Now I am quietly waiting for the catastrophe of my personality to seem beautiful again, and interesting, and modern. The country is grey and brown and white in trees, snows and skies of laughter always diminishing, less funny not just darker, not just grey. It may be the coldest day of the year, what does he think of that? I mean, what do I? And if I do, perhaps I am myself again. (Mayakovsky)
One should seek beauty even in the midst of ugliness. I always strive for that even though I might be a source of a lot of ugliness myself. I fear the passage of time. I fear the faces from the past that I have left behind swimming like ghosts before my eyes; I shall get older and I won’t be able to reach them because the gulf of time and space will have become unbridgeable. I see the wizening faces of my parents and feel the ground underneath my feet slipping. How much time is there? How long can we go on lumbering past each other without saying one meaningful sentence? Everything is fraught with panic and anxiety and dread and stench of death. Does one hold on to one’s attachments? Things, times and people we loved. Memories and traumas. Fixes we tried, fucks we made instead. All is in a flux. Where can you go? What can you do? May be O’Hara was speaking of a response to life itself to be a ‘Meditations in an Emergency’.

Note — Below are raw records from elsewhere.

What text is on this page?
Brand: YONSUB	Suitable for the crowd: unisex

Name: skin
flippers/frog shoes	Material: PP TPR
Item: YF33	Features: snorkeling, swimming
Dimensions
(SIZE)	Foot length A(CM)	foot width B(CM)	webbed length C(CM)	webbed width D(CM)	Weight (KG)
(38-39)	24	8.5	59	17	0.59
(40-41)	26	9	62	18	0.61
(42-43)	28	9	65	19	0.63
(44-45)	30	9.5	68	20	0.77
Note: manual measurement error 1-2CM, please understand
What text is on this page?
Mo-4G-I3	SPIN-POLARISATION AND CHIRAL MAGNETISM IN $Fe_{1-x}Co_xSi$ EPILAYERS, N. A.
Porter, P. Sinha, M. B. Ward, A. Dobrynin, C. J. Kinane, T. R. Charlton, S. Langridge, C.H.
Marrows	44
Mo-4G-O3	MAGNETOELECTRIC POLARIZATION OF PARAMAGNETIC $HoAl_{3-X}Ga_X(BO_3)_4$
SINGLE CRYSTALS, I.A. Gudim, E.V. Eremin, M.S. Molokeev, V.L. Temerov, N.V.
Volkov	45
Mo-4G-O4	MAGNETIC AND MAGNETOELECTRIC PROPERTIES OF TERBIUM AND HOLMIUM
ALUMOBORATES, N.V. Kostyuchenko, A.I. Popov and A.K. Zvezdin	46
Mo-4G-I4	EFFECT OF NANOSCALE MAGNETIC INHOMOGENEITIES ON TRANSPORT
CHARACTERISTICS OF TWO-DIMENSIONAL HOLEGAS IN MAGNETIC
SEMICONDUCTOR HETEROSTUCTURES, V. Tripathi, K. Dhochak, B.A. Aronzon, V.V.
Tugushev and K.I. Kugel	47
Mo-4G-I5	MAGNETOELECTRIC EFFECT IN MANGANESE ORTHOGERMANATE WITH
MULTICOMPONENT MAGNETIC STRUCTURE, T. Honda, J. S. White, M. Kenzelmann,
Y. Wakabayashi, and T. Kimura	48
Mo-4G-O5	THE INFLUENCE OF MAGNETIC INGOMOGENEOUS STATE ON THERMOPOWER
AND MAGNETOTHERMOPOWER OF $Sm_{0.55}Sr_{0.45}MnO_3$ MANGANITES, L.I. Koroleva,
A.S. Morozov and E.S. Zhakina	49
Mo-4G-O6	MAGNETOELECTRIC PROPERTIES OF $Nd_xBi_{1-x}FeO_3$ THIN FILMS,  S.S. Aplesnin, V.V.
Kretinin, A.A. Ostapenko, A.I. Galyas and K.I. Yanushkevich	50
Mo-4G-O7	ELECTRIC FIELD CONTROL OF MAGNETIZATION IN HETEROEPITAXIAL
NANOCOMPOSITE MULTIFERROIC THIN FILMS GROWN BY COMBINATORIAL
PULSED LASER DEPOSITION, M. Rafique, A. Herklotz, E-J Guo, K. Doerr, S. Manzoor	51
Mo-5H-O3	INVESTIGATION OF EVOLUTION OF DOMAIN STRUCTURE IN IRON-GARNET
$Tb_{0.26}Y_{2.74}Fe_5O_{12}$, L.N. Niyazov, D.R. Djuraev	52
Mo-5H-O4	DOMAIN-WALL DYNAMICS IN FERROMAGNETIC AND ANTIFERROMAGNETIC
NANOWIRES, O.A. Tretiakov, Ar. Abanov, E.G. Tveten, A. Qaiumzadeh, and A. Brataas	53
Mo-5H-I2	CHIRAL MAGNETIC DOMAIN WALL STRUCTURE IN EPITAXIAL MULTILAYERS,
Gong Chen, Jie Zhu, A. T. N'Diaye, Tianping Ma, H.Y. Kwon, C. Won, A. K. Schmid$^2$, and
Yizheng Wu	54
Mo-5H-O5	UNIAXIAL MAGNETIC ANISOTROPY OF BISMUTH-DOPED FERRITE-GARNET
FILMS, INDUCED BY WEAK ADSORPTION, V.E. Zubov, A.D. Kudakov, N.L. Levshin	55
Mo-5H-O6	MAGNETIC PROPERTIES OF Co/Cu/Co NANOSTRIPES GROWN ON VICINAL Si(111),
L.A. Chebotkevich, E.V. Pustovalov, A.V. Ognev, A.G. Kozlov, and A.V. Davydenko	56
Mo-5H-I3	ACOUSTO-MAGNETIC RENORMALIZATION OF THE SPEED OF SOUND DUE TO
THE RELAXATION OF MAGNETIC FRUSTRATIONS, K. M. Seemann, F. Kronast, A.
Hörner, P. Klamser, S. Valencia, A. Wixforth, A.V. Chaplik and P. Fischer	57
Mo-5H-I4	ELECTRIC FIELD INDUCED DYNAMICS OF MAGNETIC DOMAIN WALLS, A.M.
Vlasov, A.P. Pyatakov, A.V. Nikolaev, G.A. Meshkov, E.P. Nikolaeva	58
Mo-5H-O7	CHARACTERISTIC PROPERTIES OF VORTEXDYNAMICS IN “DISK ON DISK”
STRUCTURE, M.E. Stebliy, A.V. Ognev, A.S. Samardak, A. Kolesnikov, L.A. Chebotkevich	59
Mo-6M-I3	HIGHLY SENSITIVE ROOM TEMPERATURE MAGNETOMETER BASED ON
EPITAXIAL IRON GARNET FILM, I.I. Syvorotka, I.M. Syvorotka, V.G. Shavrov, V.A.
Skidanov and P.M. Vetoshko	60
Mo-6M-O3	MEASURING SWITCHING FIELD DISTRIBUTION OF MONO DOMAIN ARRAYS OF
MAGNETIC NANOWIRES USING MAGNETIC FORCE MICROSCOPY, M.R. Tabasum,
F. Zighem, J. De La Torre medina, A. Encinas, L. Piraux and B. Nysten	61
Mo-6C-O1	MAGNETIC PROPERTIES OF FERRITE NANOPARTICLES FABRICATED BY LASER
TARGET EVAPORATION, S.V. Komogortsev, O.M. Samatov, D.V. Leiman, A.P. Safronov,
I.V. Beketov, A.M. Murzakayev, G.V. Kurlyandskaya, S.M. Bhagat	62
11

There is a memory in my mind. It is the happiest memory I have. It is a memory of a summer day at college in Goa. The door to my room is open. The sun is shining brightly outside on the badminton court at the center of the lawn. I can hear the shouts and chatters emanating from the neighboring rooms. There is nothing to be done. I sit inside my small room on a wooden chair next to the table fixed to the wall. From the window beside me I can see the red soil of the football ground and the Zuari river at a far distance. And I feel so happy. The warm summer air blows across me and makes me feel alive. The day is open like the radiant blue sky. I shall probably eat, then watch some movies. Then may be I shall walk around the hostel and talk to friends and acquaintances. May be go to the library. Or just have lunch and sleep afterwards. I am not counting the days or months or years. It is a sort of a lock of fate. I am here and I am here fully. Time is not slipping and death is not coming. Everything is bright and young and promising and joyous and funny and weightless and in sharp contrast, and nothing is wrong.